Aussen-Porträt:
Perfektion am Hintergrund

Auch an perfekt fotografierten Porträts kann man meist noch herumfeilen, wenn man ein bisschen sucht. Hier könnte man die Beine des Modells noch weiter zum Hintergrund machen, um den Bildmittelpunkt zu verstärken.

Leserfoto: Klick für Vollansicht (© Holger Schemel).

Leserfoto: Klick für Vollansicht (© Holger Schemel).

Kommentar des Fotografen:

Blicksicherheit demonstrieren Available light, Model : Janina – Outdoor 07/09

Profi Sofie Dittmann meint zum Bild von Holger Schemel:

Das vorliegende Porträt wurde nach Angaben des Fotografen als Außenaufnahme mit vorhandenem Licht aufgenommen. Ich habe mir lange überlegt, was zu diesem Foto zu sagen wäre. Es ist perfekt fotografiert:

Technisch stimmt praktisch alles. Es ist auch perfekt nachbearbeitet, und trotz ISO 800 stört die starke Körnigkeit auch nicht, wenn man sich das Foto mit höherer Vergrößerung anschaut. Die Haare etc. verrraten wohl etwas zu viel Schärfung, um bei diesem ISO-Wert Details herauszuarbeiten.

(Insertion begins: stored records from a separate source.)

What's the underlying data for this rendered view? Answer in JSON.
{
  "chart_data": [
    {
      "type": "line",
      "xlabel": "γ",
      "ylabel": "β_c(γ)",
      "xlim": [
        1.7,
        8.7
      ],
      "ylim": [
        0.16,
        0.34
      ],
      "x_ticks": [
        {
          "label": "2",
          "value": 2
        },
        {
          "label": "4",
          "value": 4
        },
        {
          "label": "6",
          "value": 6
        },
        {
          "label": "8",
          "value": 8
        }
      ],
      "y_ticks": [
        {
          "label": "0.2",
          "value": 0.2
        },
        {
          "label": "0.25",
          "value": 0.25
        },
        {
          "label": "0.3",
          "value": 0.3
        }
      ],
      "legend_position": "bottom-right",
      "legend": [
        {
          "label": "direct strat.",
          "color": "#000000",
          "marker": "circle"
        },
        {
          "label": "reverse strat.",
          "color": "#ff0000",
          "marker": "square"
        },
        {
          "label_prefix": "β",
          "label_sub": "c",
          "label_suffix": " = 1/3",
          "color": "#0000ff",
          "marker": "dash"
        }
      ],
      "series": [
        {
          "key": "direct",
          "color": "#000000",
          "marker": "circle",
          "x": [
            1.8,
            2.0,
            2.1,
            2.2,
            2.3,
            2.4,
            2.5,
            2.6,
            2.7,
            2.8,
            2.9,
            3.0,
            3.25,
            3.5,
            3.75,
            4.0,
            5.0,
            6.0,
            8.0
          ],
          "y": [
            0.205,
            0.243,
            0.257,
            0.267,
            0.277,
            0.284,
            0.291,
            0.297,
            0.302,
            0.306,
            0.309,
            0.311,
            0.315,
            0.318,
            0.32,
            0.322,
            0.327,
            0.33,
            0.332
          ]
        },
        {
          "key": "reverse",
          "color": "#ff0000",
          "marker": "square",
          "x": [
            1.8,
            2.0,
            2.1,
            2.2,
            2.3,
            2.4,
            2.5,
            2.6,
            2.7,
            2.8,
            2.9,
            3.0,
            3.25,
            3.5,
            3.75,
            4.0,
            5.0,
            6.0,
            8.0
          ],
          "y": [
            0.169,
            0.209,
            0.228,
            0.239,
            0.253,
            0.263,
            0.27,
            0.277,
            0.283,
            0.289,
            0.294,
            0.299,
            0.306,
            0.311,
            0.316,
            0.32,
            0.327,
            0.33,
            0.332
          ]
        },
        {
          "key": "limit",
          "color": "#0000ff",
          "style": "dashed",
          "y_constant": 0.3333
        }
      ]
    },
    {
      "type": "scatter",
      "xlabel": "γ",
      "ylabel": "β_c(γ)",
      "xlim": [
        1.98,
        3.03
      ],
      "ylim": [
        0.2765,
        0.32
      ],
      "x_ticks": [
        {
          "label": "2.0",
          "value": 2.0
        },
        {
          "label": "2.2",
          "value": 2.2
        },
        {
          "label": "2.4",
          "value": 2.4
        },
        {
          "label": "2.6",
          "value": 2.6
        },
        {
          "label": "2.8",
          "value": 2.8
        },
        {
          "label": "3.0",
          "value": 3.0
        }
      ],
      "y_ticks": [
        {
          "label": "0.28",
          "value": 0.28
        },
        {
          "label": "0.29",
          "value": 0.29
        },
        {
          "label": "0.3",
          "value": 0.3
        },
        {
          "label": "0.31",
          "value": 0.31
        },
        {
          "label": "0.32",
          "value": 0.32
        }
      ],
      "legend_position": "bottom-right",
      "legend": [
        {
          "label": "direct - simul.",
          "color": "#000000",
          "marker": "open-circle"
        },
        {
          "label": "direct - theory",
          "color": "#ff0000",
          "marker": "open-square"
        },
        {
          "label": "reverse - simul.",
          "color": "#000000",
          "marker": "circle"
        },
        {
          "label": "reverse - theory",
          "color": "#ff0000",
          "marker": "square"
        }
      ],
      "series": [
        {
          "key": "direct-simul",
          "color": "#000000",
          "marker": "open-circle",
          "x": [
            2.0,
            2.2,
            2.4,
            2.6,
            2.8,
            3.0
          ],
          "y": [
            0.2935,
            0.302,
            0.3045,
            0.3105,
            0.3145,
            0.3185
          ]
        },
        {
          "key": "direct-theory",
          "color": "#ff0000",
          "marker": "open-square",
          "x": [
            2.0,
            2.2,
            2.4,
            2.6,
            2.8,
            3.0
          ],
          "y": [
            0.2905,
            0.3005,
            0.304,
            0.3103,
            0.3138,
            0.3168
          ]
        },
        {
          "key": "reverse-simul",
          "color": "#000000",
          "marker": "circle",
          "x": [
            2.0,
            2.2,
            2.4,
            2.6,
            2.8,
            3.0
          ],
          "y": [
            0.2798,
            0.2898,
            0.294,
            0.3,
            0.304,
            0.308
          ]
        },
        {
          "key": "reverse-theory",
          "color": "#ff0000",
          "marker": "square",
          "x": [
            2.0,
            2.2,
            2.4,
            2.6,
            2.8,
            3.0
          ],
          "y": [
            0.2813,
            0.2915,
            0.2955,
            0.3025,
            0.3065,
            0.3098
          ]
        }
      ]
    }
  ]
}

Aber auch das ist bei dieser Art Porträt durchaus usus, und Kunden erwarten generell diesen Grad an Detail und Perfektion in ihren Porträts – sie wollen schön aussehen.

Weil mit vorhandenem Licht fotografiert wurde, ist das Foto geprägt von weichen Formen. Durch die Blende und Brennweite ist das Gesicht scharf gehalten, der Rest des Körpers wirkt verschwommen, so daß sich der Betrachter auf das wichtigste, das Gesicht konzentriert, das wiederum optisch von Schultern etc. getragen wird.

Die BEine noch mehr in den Hintergrund verdunkelt.

Die BEine noch mehr in den Hintergrund verdunkelt.

Die Pose ist ebenfalls gut gewählt, denn nicht nur ist der Bildaufbau dynamisch, sondern das Foto insgesamt hübsch anzuschauen (ich habe mich allerdings gefragt, was das für eine Außenaufnahme war, wenn das Foto zumindest dem Anschein nach ein Aktfoto ist…).

Das einzige, was ich vielleicht anders machen würde, wäre, die Beine des Modells noch weiter zu verdunkeln, so daß sie noch mehr in den Hintergrund treten, und der Betrachter sich also noch mehr auf das Gesicht, die Schultern und Arme zu konzentrieren hat.

Abgesehen von diesem einen Punkt gibt es nur noch Kriterien, die ich mir persönlich für Bilder zurechtgelegt habe. Das sind aber alles persönliche Anhaltspunkte, die hinsichtlich der technischen Qualität des Bildes keinerlei Kritik üben. Ich möchte sie dennoch auflisten, denn manchmal hilft es einem als Betrachtenden, genauer festzulegen, was einem an einem Foto nahegeht – oder nicht.

1. Zwingt mich das Foto, es länger als nur ein paar Sekunden zu betrachten?

2. Warum?

3. Was genau fühle ich, wenn ich das Foto anschaue – gibt es irgendeine emotionale Reaktion, oder ist die einzige, die ich habe, „hübsch“?

4. Gibt es etwas an diesem Bild, was mich über das Foto hinaus beschäftigt?

5. Gibt das Foto etwas hinsichtlich der Intentionen des Fotografen preis?

Die Pose ist einmal etwas anderes, was Studioporträts angeht (hier jedoch den Angaben des Fotografen entsprechend nicht im Studio fotografiert, wirkt aber dennoch so).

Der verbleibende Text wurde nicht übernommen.